Miller, 42, is the director of golf at Mill Creek Golf Club and he found his way into a four-man playoff for three spots in the sectional qualifier in Columbus, Ohio.

He had 20 feet for birdie on the fourth playoff hole to get into the field at Olympic Club. Miller hit a great putt, but the ball, and his chances of finally playing in his national championship, hung ever so gently on the lip. Miller turned his head in disbelief, then, a mere second later, the ball fell and the jolly, ice-cream loving club pro, made it to the U.S. Open.

Granted, his 10-over 80 puts him at the bottom of the leaderboard, but Miller can always tell his grandchildren that he tied a former Masters champion (Trevor Immelman) and beat a perennial Ryder Cupper (Miguel Angel Jimenez).

Imagine the nerves a 42-year-old professional swam through on Thursday.

Now imagine what a 14-year-old kid would go through.

Andy Zhang is the youngest golfer to ever play in the U.S. Open. He told a fantastic story Wednesday that illustrated exactly how a high-school kid should feel playing on the big stage.

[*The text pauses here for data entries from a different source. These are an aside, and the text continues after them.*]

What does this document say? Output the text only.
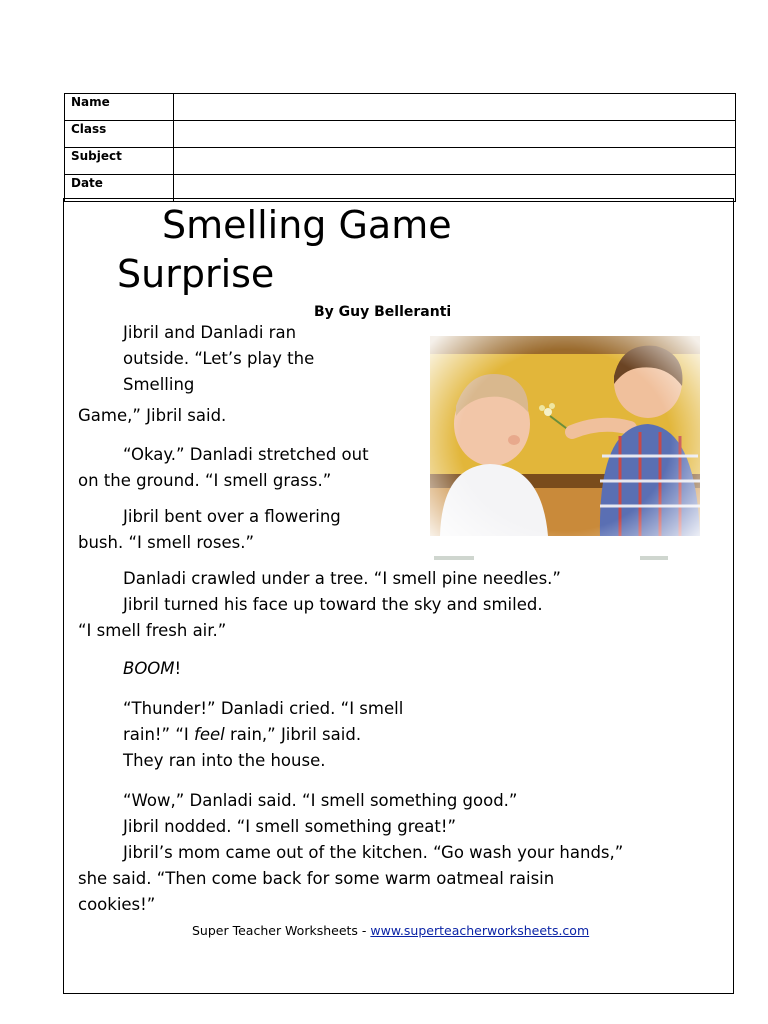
Name	
Class	
Subject	
Date	
Smelling Game
Surprise
By Guy Belleranti
Jibril and Danladi ran
outside. “Let’s play the
Smelling
Game,” Jibril said.
“Okay.” Danladi stretched out
on the ground. “I smell grass.”
Jibril bent over a flowering
bush. “I smell roses.”
Danladi crawled under a tree. “I smell pine needles.”
Jibril turned his face up toward the sky and smiled.
“I smell fresh air.”
BOOM!
“Thunder!” Danladi cried. “I smell
rain!” “I feel rain,” Jibril said.
They ran into the house.
“Wow,” Danladi said. “I smell something good.”
Jibril nodded. “I smell something great!”
Jibril’s mom came out of the kitchen. “Go wash your hands,”
she said. “Then come back for some warm oatmeal raisin
cookies!”
Super Teacher Worksheets - www.superteacherworksheets.com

"I was on the airplane, and then I was asking Chris (Gold, Zhang's caddie), I was like, so I get to practice on the driving range and putt and chip in the U.S. Open facility," Zhang said. "So is that OK if I go up to Tiger and those great players for autographs. And he goes, like, no, you are going to be the one who is giving out autographs. And I came here and everybody knows me for some reason. Yeah. I'm signing autographs, I guess."

Zhang, like almost all of the newbies, had a rough go early thanks to the nerves. He opened with a triple-bogey, then a double-bogey, then three straight bogeys.

He calmed down some and had 15 feet at the last for a 79. Zhang poured in the putt and now should brag to the girls at the roller rink that he broke 80 in the U.S. Open.

"I am really proud of myself, actually. Well I shouldn't say proud, I'm really happy to be here," Zhang said. "I was on the first tee, I was like, just please don't hit a hundred-yard slice off the first tee and I was shaking really hard."

Again, genuine enthusiasm is so fun to hear. We take for granted that this is just another major championship. Will Tiger finally win a major? Will Luke Donald break through? How will Phil do?

It means a lot to guys who have virtually no chance to win the championship. Technically, they do, and that's part of the magic.

We won't be talking much about Martin, Miller or Zhang come Sunday evening, but we should celebrate what they did on Thursday.